Veiga ressalta que esse conjunto integrado de sentidos, liderado pela cor, ou imagem visual, contribue para o baiano – principal consumidor dessa culinária – formar uma percepção distinta da culinária como um dos importantes traços identitários. “Assim, as comidas na sua diversidade de cores empodera porque para além da função nutricional, é representativa de modos de ser e de estar do grupo que produz e consome os pratos nos tons de dendê, das folhas verdes, dos grãos brancos, pretos ou das raízes da mandioca para o fabrico de farinha a qual, junto como azeite formam os principais itens da mesa baiana de origem africana”, completa o pesquisador. 
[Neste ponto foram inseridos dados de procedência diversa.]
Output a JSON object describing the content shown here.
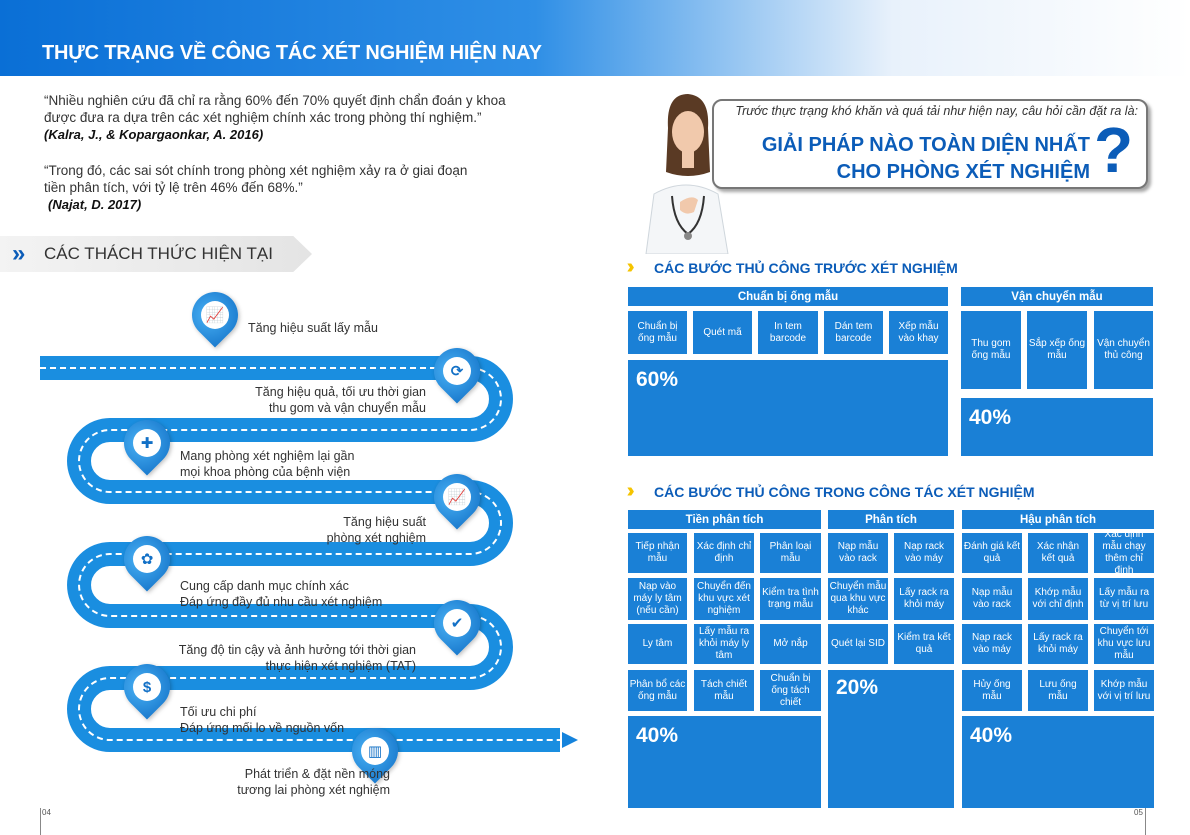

Para o professor Veiga, a comida baiana empodera porque é da mesa colorida que vem a inspiração para a literatura, a música e o cinema mostrarem o cotidiano do soteropolitano. “O romance Dona Flor e Seus Dois Maridos, de Jorge Amado, é um exemplo disso: foi dos pratos em tons de dendê que o escritor se inspirou e que fez a ‘sétima arte’ colorir as telas com cores comestíveis. A nossa culinária é a pintura baiana que decora os ambientes, influencia a moda, movimenta as redes sociais com imagens de pratos vibrantes etc”, defende.

A comida empodera ainda mais, segundo ele, “quando se sabe que o encantamento cromático se origina no Terreiro de Candomblé junto ao som dos atabaques chamando o orixá, da habilidade da cozinheira encantada preparando a farofa, mexendo o ipetê dourado para Oxum, cortando o quiabo todo verde para Xangô, Iansã e seus filhos meninos comerem tornando o ato coletivo”. 
Percepção

Essa percepção da infinidade de cores na cozinha baiana começou a ser percebida nos idos de 1940 quando ela passa a ser valorizada. Quem defende essa tese é o professor Vilson Caetano, doutor em antropologia e professor da Universidade Federal da Bahia. Segundo ele, as cores presentes na comida local remetem a sentimentos e a história. “Ela é intensa, e essa intensidade é dada pelo vermelho alaranjado do azeite de dendê, afinal somos o povo do azeite, do amarelo da pimenta que aquece nosso coração porque é força, é energia; do verde do coentro, uma herança portuguesa, que é usado não apenas para ressaltar o sabor dos pratos, mas para finalizar. Não como enfeite, mas como o “grand finale” tornando nossa comida vibrante, resultado da sua variedade de cores que estão atravessadas de significados”, conclui.  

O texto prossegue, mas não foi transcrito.